Ukraine: «Je retire de l’argent pour vous»

 

Les distributeurs d’argent sont hors service et les banques sont fermées depuis des mois à Donetsk, comme dans toute la zone de l’Ukraine de l’Est contrôlée par les rebelles prorusses. Alors pour les retraités, employés, fonctionnaires qui ne sont pas payés en liquide et pour tous les habitants qui veulent piocher dans leurs économies, il faut feinter.

Au bout du numéro inscrit sur l’annonce du marché central, il y a «Iouri». Il propose un rendez-vous. Il faut venir avec sa carte bancaire et lui faire un virement avec son téléphone portable. En 15 minutes, dit-il, il recevra un texto qui confirme le virement. Il donnera alors l’argent liquide en ponctionnant, au passage, une commission de 10%.

Dans un autre quartier, près de la gare routière, la même méthode a été développée mais à une échelle quasi industrielle.

 Banque clandestine

Dans cette rue commerçante, la parfumerie est devenue une banque clandestine. Devant la boutique, un rebelle en arme monte la garde. A l’intérieur de la petite boutique, un autre milicien est assis avec sa kalachnikov dans un coin. A côté de lui, quatre «opérateurs» sont installés devant des ordinateurs portables, liasses de billets en mains.

Il y une petite file d’attente devant chaque opérateur. Les «clients» donnent leur carte de crédit et leur numéro de téléphone. Les opérateurs font un virement en ligne et quand le texto d’accord tombe, ils donnent l’argent. Même retenue: 10%. Et impossible de savoir d’où viennent les dizaines de milliers de hryvnias en liquide stockés dans la parfumerie.

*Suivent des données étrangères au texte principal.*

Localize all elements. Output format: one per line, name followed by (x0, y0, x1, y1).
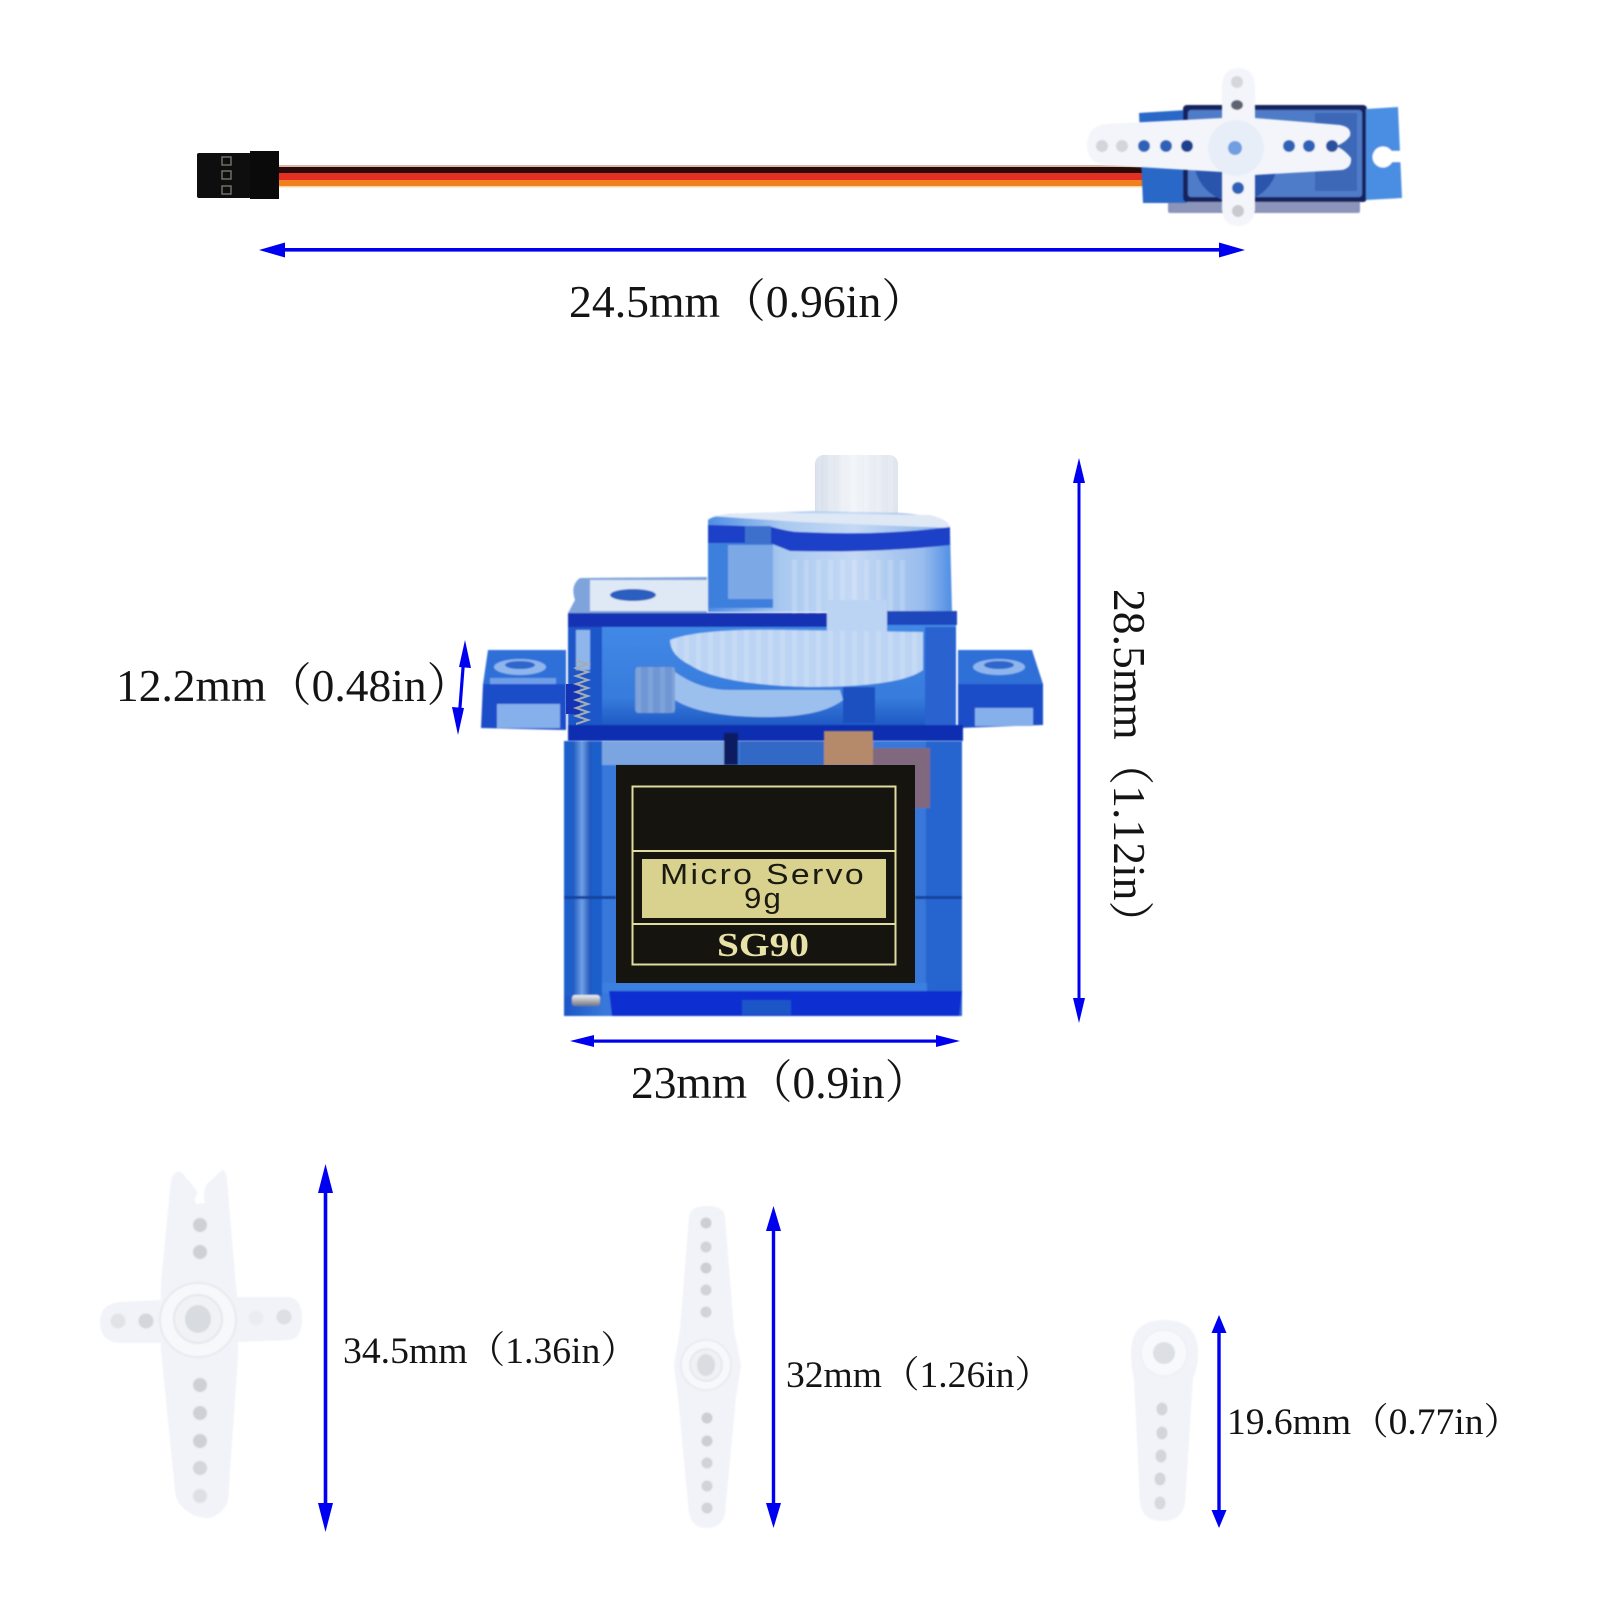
arrow: body width (570, 1035, 960, 1047)
label: Micro Servo 9g SG90 sticker: Micro Servo (660, 859, 866, 891)
icon: 3-pin connector (197, 151, 279, 199)
arrow: flange height (452, 640, 471, 735)
icon: double horn (674, 1206, 741, 1528)
text: double horn length: 32mm（1.26in） (786, 1355, 1052, 1396)
panel: cross horn (100, 1164, 638, 1532)
label: Micro Servo 9g SG90 sticker: 9g (744, 883, 783, 915)
arrow: body height (1073, 458, 1085, 1023)
text: cable length: 24.5mm（0.96in） (569, 276, 927, 327)
icon: single horn (1131, 1320, 1198, 1521)
icon: servo seen from above (1139, 105, 1404, 213)
text: cross horn length: 34.5mm（1.36in） (343, 1331, 638, 1372)
text: single horn length: 19.6mm（0.77in） (1227, 1402, 1521, 1443)
panel: double horn (674, 1206, 1052, 1528)
icon: corner screw (566, 660, 588, 724)
label: Micro Servo 9g SG90 sticker: SG90 (717, 927, 809, 964)
icon: three-colour wire (279, 165, 1149, 188)
icon: upper transparent gear housing (568, 511, 963, 741)
text: body height: 28.5mm（1.12in） (1104, 589, 1155, 946)
arrow: single horn length (1212, 1315, 1226, 1528)
text: body width: 23mm（0.9in） (631, 1057, 930, 1108)
panel: side view servo with cable (197, 68, 1404, 327)
label: Micro Servo 9g SG90 sticker (616, 765, 915, 983)
text: flange height: 12.2mm（0.48in） (116, 660, 472, 711)
icon: cross horn (100, 1170, 302, 1518)
panel: single horn (1131, 1315, 1521, 1528)
panel: front view SG90 servo (116, 455, 1155, 1108)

Sur des affichettes en noir et blanc collées sur la vitrine sont écrit les nouveaux horaires de la boutique, «08h – 17h» et cette précision: «on ne retire pas moins de mille hryvnias» (32 euros). Il y a aussi une liste des banques avec lesquelles la parfumerie ne travaille pas.

«C’est comme ça, c’est la guerre. J’ai besoin d’argent pour payer mon téléphone et mes provisions», explique en sortant de la parfumerie Alexandre, un retraité de 57 ans, qui souhaite conserver l’anonymat.

Alexandre touche toujours sa pension de 3.500 hryvnias (114 euros) sur son compte. Mais il ne peut pas retirer l’argent. «Ça fait trois ou quatre mois que c’est comme ça. C’est Kiev qui est responsable de tout ça», se plaint-il.

Alexandre regrette de devoir s’acquitter d’une commission de 10% mais il est content d’avoir pu éviter un aller/retour en bus.

Laissez-passer difficile à obtenir

C’est l’autre méthode qu’utilisent beaucoup d’Ukrainiens de l’Est pour récupérer du liquide: un aller-retour à l’ouest de la ligne de front pour aller retirer de l’argent dans la zone toujours contrôlée par Kiev, là où les banques fonctionnent encore. Mais pour cela, il faut obtenir un «propousk», le laisser-passer qui permet de passer d’une zone à l’autre.

L’obtention de ce précieux sésame prend beaucoup de temps et de paperasses, quand il ne faut pas payer un bakchich pour être sûr de le décrocher.

Angélique et Maxime, un couple de cadres qui travaillent dans le secteur commercial, passent eux par leurs amis pour obtenir du liquide. «Dès qu’un ami ou une connaissance passe par Donetsk pour son travail, il nous apporte de l’argent. On le paye en faisant un virement par internet», dit Angélique qui préfère rester anonyme.

«Il n’y a pas le choix, il n’y a plus de système bancaire», dit-elle, pendant que son mari prend de l’essence dans une station du centre de Donetsk.

Quelques litres d’essence seulement car les prix ont explosé depuis que la monnaie ukrainienne est en chute libre. A la pompe, le litre d’essence coûtait dimanche deux fois plus cher qu’il y a deux semaines. Quatre fois plus qu’au début du conflit.